El mite fisicalista té el dies comptats.



La fe en la realidad única de la materia, cuyo comportamiento se expresa mediante leyes generales y universales formuladas matemáticamente, se convierte en la expresión del dominio de la física sobre el resto de las disciplinas científicas, incluidas las humanidades. Un dominio que la propia física (los imperios siempre se res- quebrajan desde dentro) empezará a poner en tela de juicio. A principios del siglo XX, Einstein formuló la teoría especial (1905) y general (1915) de la relatividad, que resolvió algunos de los problemas surgidos entre la mecánica newtoniana y el electromagnetismo. Casi al mismo tiempo se gestó la teoría cuántica, que dio cuenta de algunos fenómenos hasta el momento inexplicables mediante la mecánica clásica, tales como la dualidad onda-corpúsculo o la radiación del cuerpo negro. Esfuerzo conjunto llevado a cabo por físicos teóricos de la relevancia de Schrödinger, Heisenberg, Einstein, Pauli, Bohr, Feynman y Von Neumann, entre otros. 

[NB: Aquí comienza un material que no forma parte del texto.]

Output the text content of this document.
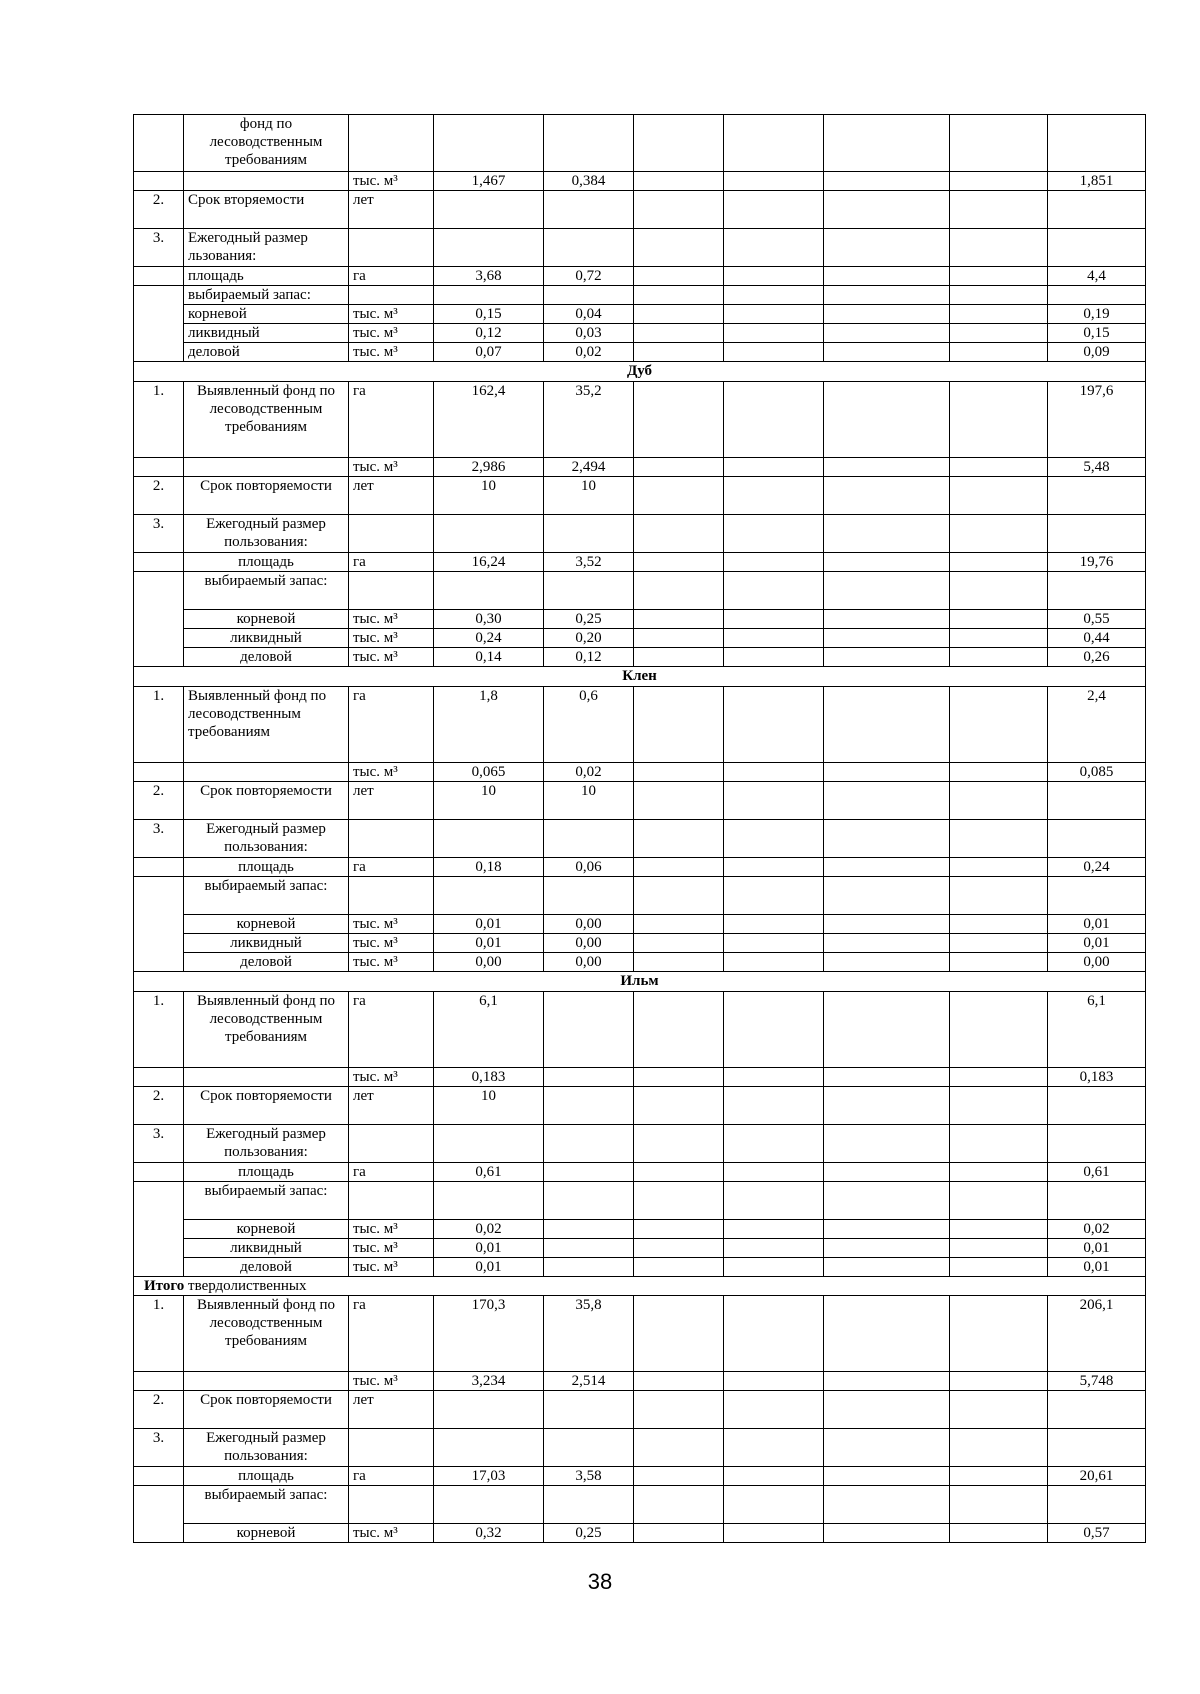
	фонд по лесоводственным требованиям								
		тыс. м³	1,467	0,384					1,851
2.	Срок вторяемости	лет							
3.	Ежегодный размер льзования:								
	площадь	га	3,68	0,72					4,4
	выбираемый запас:								
	корневой	тыс. м³	0,15	0,04					0,19
	ликвидный	тыс. м³	0,12	0,03					0,15
	деловой	тыс. м³	0,07	0,02					0,09
Дуб									
1.	Выявленный фонд по лесоводственным требованиям	га	162,4	35,2					197,6
		тыс. м³	2,986	2,494					5,48
2.	Срок повторяемости	лет	10	10					
3.	Ежегодный размер пользования:								
	площадь	га	16,24	3,52					19,76
	выбираемый запас:								
	корневой	тыс. м³	0,30	0,25					0,55
	ликвидный	тыс. м³	0,24	0,20					0,44
	деловой	тыс. м³	0,14	0,12					0,26
Клен									
1.	Выявленный фонд по лесоводственным требованиям	га	1,8	0,6					2,4
		тыс. м³	0,065	0,02					0,085
2.	Срок повторяемости	лет	10	10					
3.	Ежегодный размер пользования:								
	площадь	га	0,18	0,06					0,24
	выбираемый запас:								
	корневой	тыс. м³	0,01	0,00					0,01
	ликвидный	тыс. м³	0,01	0,00					0,01
	деловой	тыс. м³	0,00	0,00					0,00
Ильм									
1.	Выявленный фонд по лесоводственным требованиям	га	6,1						6,1
		тыс. м³	0,183						0,183
2.	Срок повторяемости	лет	10						
3.	Ежегодный размер пользования:								
	площадь	га	0,61						0,61
	выбираемый запас:								
	корневой	тыс. м³	0,02						0,02
	ликвидный	тыс. м³	0,01						0,01
	деловой	тыс. м³	0,01						0,01
Итого твердолиственных									
1.	Выявленный фонд по лесоводственным требованиям	га	170,3	35,8					206,1
		тыс. м³	3,234	2,514					5,748
2.	Срок повторяемости	лет							
3.	Ежегодный размер пользования:								
	площадь	га	17,03	3,58					20,61
	выбираемый запас:								
	корневой	тыс. м³	0,32	0,25					0,57
38
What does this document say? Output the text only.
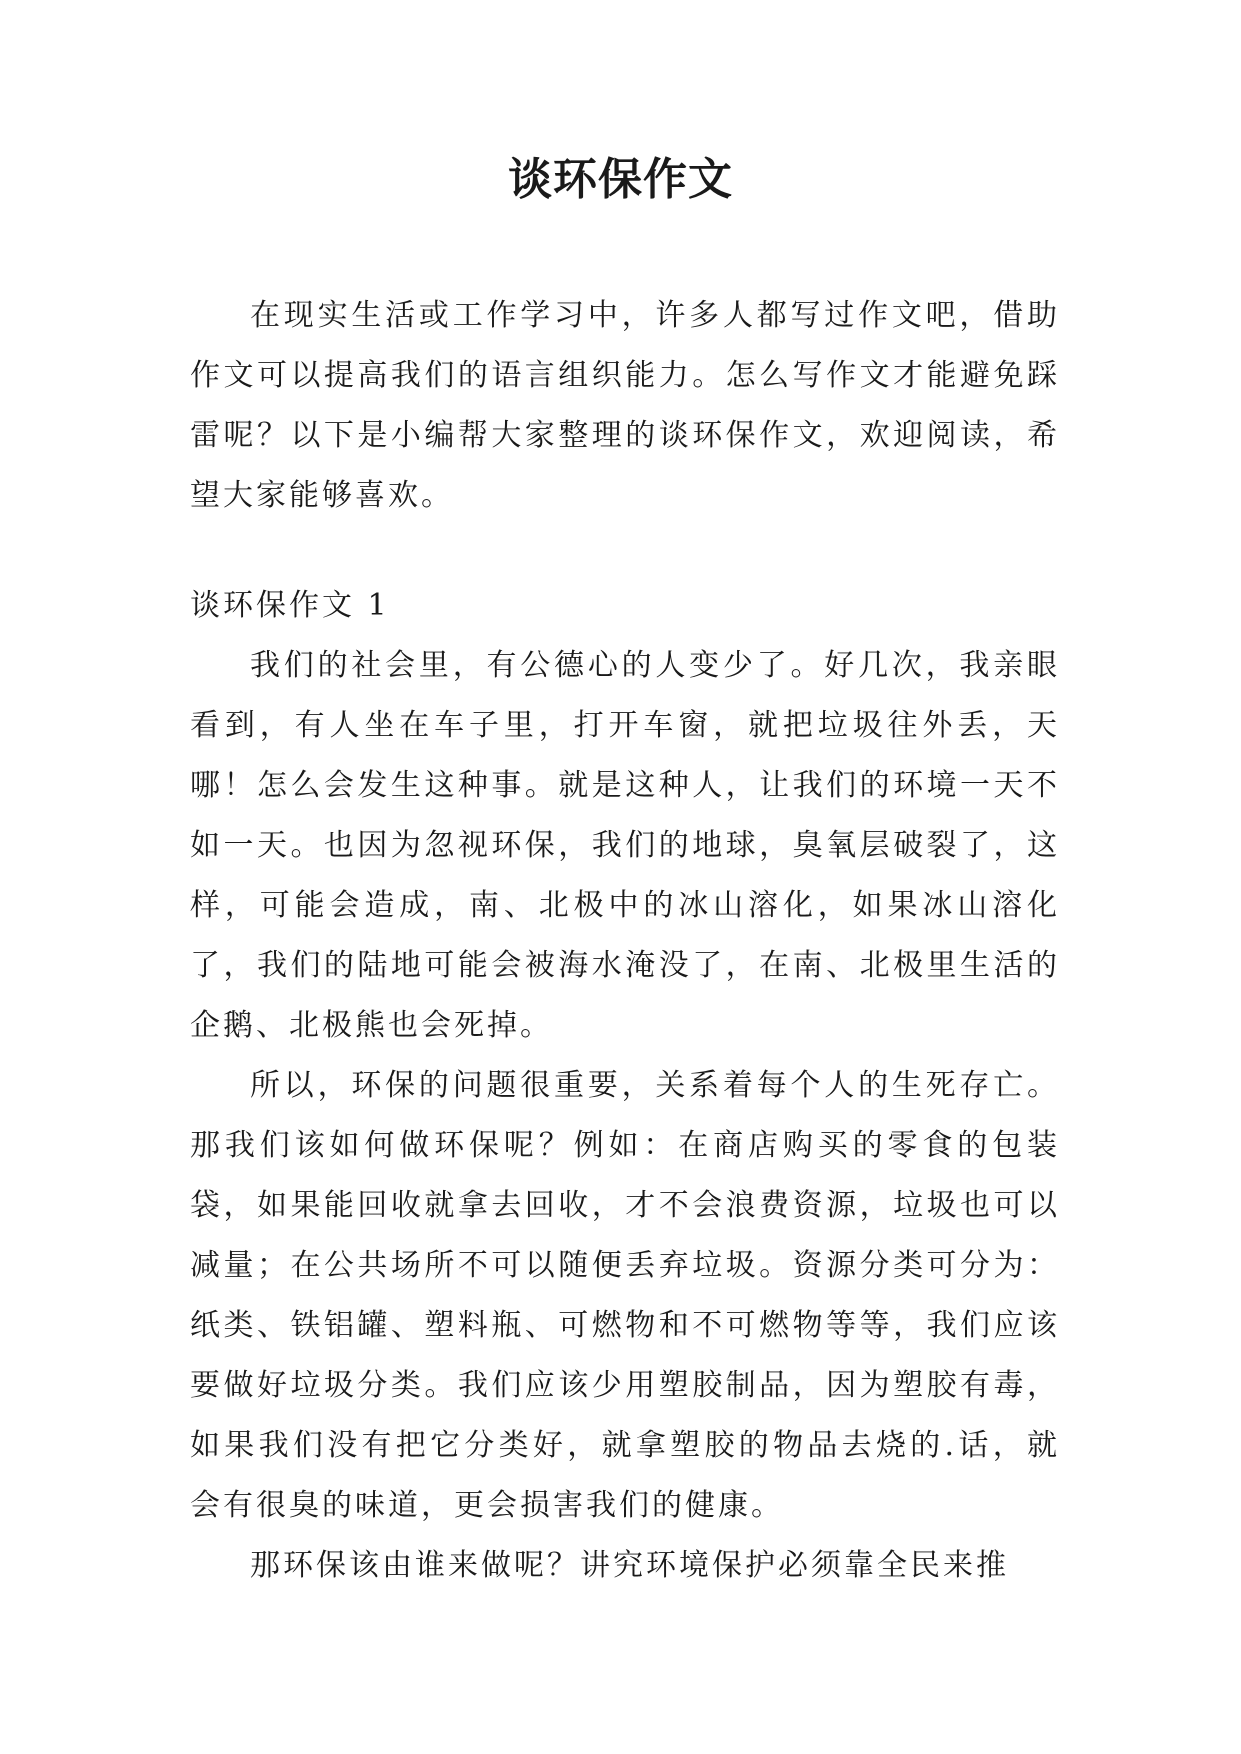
谈环保作文

在现实生活或工作学习中，许多人都写过作文吧，借助作文可以提高我们的语言组织能力。怎么写作文才能避免踩雷呢？以下是小编帮大家整理的谈环保作文，欢迎阅读，希望大家能够喜欢。

谈环保作文 1

我们的社会里，有公德心的人变少了。好几次，我亲眼看到，有人坐在车子里，打开车窗，就把垃圾往外丢，天哪！怎么会发生这种事。就是这种人，让我们的环境一天不如一天。也因为忽视环保，我们的地球，臭氧层破裂了，这样，可能会造成，南、北极中的冰山溶化，如果冰山溶化了，我们的陆地可能会被海水淹没了，在南、北极里生活的企鹅、北极熊也会死掉。

所以，环保的问题很重要，关系着每个人的生死存亡。那我们该如何做环保呢？例如：在商店购买的零食的包装袋，如果能回收就拿去回收，才不会浪费资源，垃圾也可以减量；在公共场所不可以随便丢弃垃圾。资源分类可分为：纸类、铁铝罐、塑料瓶、可燃物和不可燃物等等，我们应该要做好垃圾分类。我们应该少用塑胶制品，因为塑胶有毒，如果我们没有把它分类好，就拿塑胶的物品去烧的.话，就会有很臭的味道，更会损害我们的健康。

那环保该由谁来做呢？讲究环境保护必须靠全民来推
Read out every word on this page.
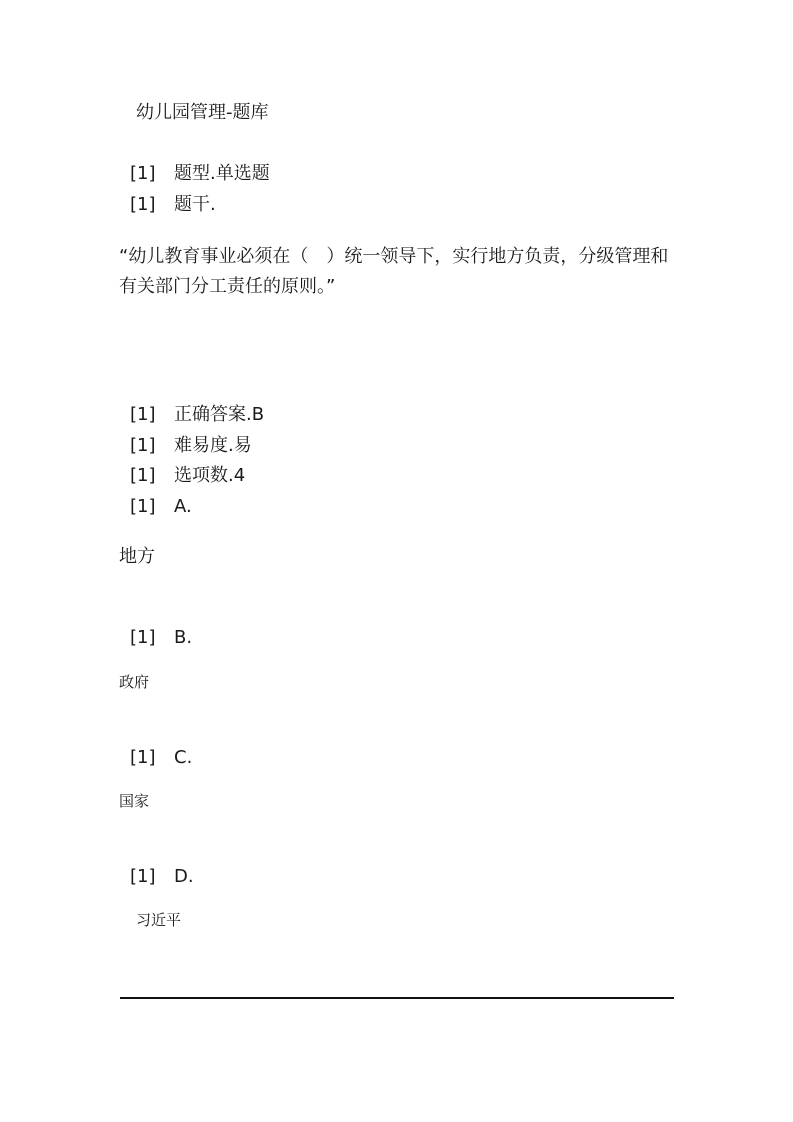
幼儿园管理-题库
[1] 题型.单选题
[1] 题干.
“幼儿教育事业必须在（　）统一领导下，实行地方负责，分级管理和有关部门分工责任的原则。”
[1] 正确答案.B
[1] 难易度.易
[1] 选项数.4
[1] A.
地方
[1] B.
政府
[1] C.
国家
[1] D.
习近平
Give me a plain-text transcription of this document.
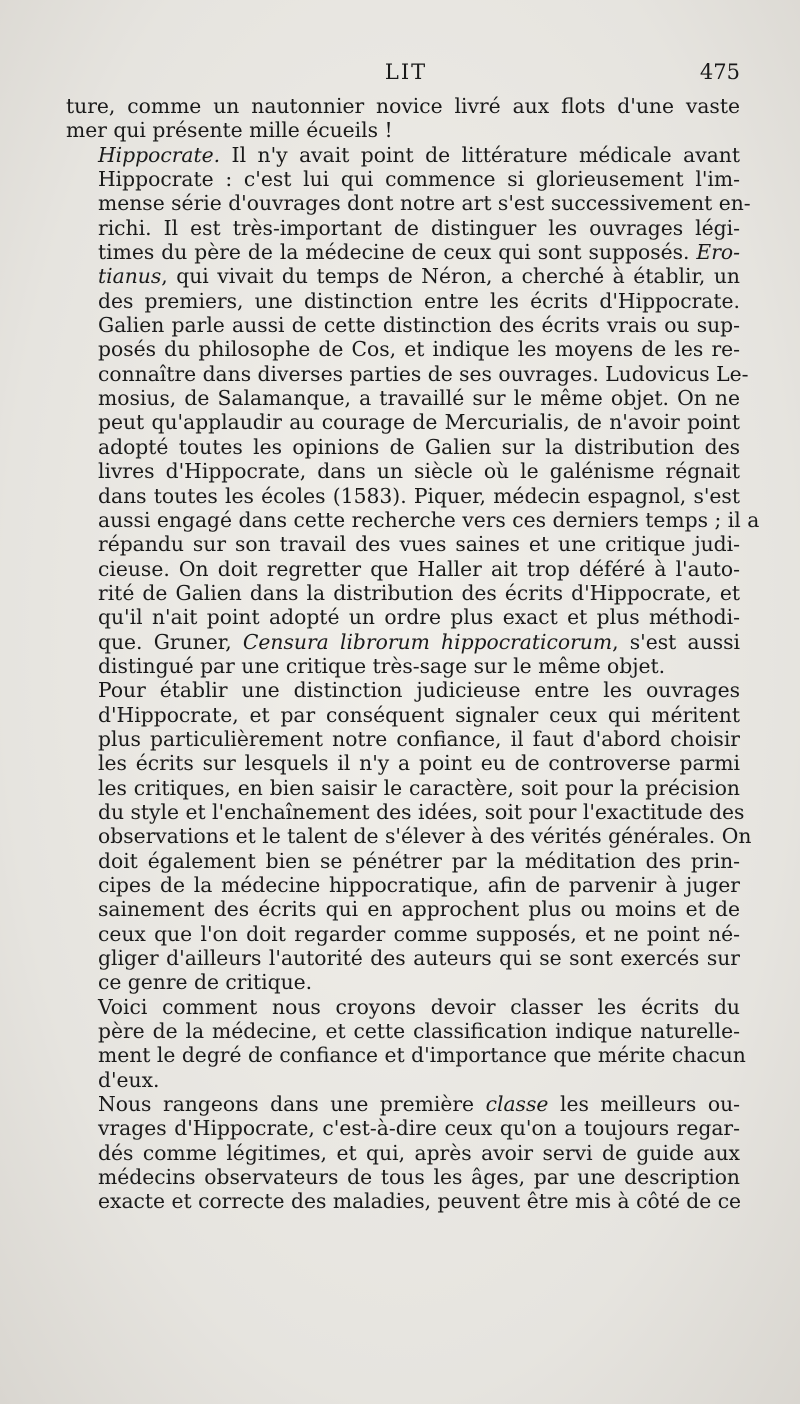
LIT	475

ture, comme un nautonnier novice livré aux flots d'une vaste
mer qui présente mille écueils !

Hippocrate. Il n'y avait point de littérature médicale avant
Hippocrate : c'est lui qui commence si glorieusement l'im-
mense série d'ouvrages dont notre art s'est successivement en-
richi. Il est très-important de distinguer les ouvrages légi-
times du père de la médecine de ceux qui sont supposés. Ero-
tianus, qui vivait du temps de Néron, a cherché à établir, un
des premiers, une distinction entre les écrits d'Hippocrate.
Galien parle aussi de cette distinction des écrits vrais ou sup-
posés du philosophe de Cos, et indique les moyens de les re-
connaître dans diverses parties de ses ouvrages. Ludovicus Le-
mosius, de Salamanque, a travaillé sur le même objet. On ne
peut qu'applaudir au courage de Mercurialis, de n'avoir point
adopté toutes les opinions de Galien sur la distribution des
livres d'Hippocrate, dans un siècle où le galénisme régnait
dans toutes les écoles (1583). Piquer, médecin espagnol, s'est
aussi engagé dans cette recherche vers ces derniers temps ; il a
répandu sur son travail des vues saines et une critique judi-
cieuse. On doit regretter que Haller ait trop déféré à l'auto-
rité de Galien dans la distribution des écrits d'Hippocrate, et
qu'il n'ait point adopté un ordre plus exact et plus méthodi-
que. Gruner, Censura librorum hippocraticorum, s'est aussi
distingué par une critique très-sage sur le même objet.

Pour établir une distinction judicieuse entre les ouvrages
d'Hippocrate, et par conséquent signaler ceux qui méritent
plus particulièrement notre confiance, il faut d'abord choisir
les écrits sur lesquels il n'y a point eu de controverse parmi
les critiques, en bien saisir le caractère, soit pour la précision
du style et l'enchaînement des idées, soit pour l'exactitude des
observations et le talent de s'élever à des vérités générales. On
doit également bien se pénétrer par la méditation des prin-
cipes de la médecine hippocratique, afin de parvenir à juger
sainement des écrits qui en approchent plus ou moins et de
ceux que l'on doit regarder comme supposés, et ne point né-
gliger d'ailleurs l'autorité des auteurs qui se sont exercés sur
ce genre de critique.

Voici comment nous croyons devoir classer les écrits du
père de la médecine, et cette classification indique naturelle-
ment le degré de confiance et d'importance que mérite chacun
d'eux.

Nous rangeons dans une première classe les meilleurs ou-
vrages d'Hippocrate, c'est-à-dire ceux qu'on a toujours regar-
dés comme légitimes, et qui, après avoir servi de guide aux
médecins observateurs de tous les âges, par une description
exacte et correcte des maladies, peuvent être mis à côté de ce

Lo más notable de estas dos teorías es que reconocen de nuevo la naturaleza mental de la realidad y cuestionan algo que había planteado la filosofía de la ciencia después de Popper: la existencia de una realidad «ahí fuera», independiente de una mente que la contemple. Tanto la teoría de la relatividad como la teoría cuántica reintroducen y actualizan el viejo problema de la conciencia, que parecía zanjado con aquella distinción peregrina entre cualidades primarias y secundarias. La relatividad lo hace por su referencia al observador: la naturaleza del espacio y el tiempo no es absoluta, como había postulado Newton, sino que depende del sistema de referencia de quien observa. En la teoría de la relatividad, los kilómetros no miden todos lo mismo, y algo parecido puede decirse de las horas. En la teoría cuántica ocurre un fenómeno similar: el observador frío y distante, el llamado observador objetivo, que venía forjándose desde tiempos de Descartes, se desmorona. El experimento de laboratorio lo absorbe y no permite que su presencia quede fuera de la propia experiencia. Tanto la relatividad como la teoría cuántica parecen exigir, a través del observador, la participación de lo mental en la construcción de la realidad. Ambas apuntan a una ciencia participativa. El mito de la objetividad se ha desmoronado desde dentro. Pese a ello, la sociedad civil lleva casi un siglo haciendo oídos sordos a este cambio de paradigma que surgió de la propia física matemática. La biología ha sido una ciencia dócil, y lo mismo puede decirse de las neurociencias bajo el imperio de la física. El dominio ha sido de tal calibre que incluso filósofos, humanistas y artistas han apostado sus vidas y su fe al mito fisicalista. Y todo indica que todavía lo seguirán haciendo. 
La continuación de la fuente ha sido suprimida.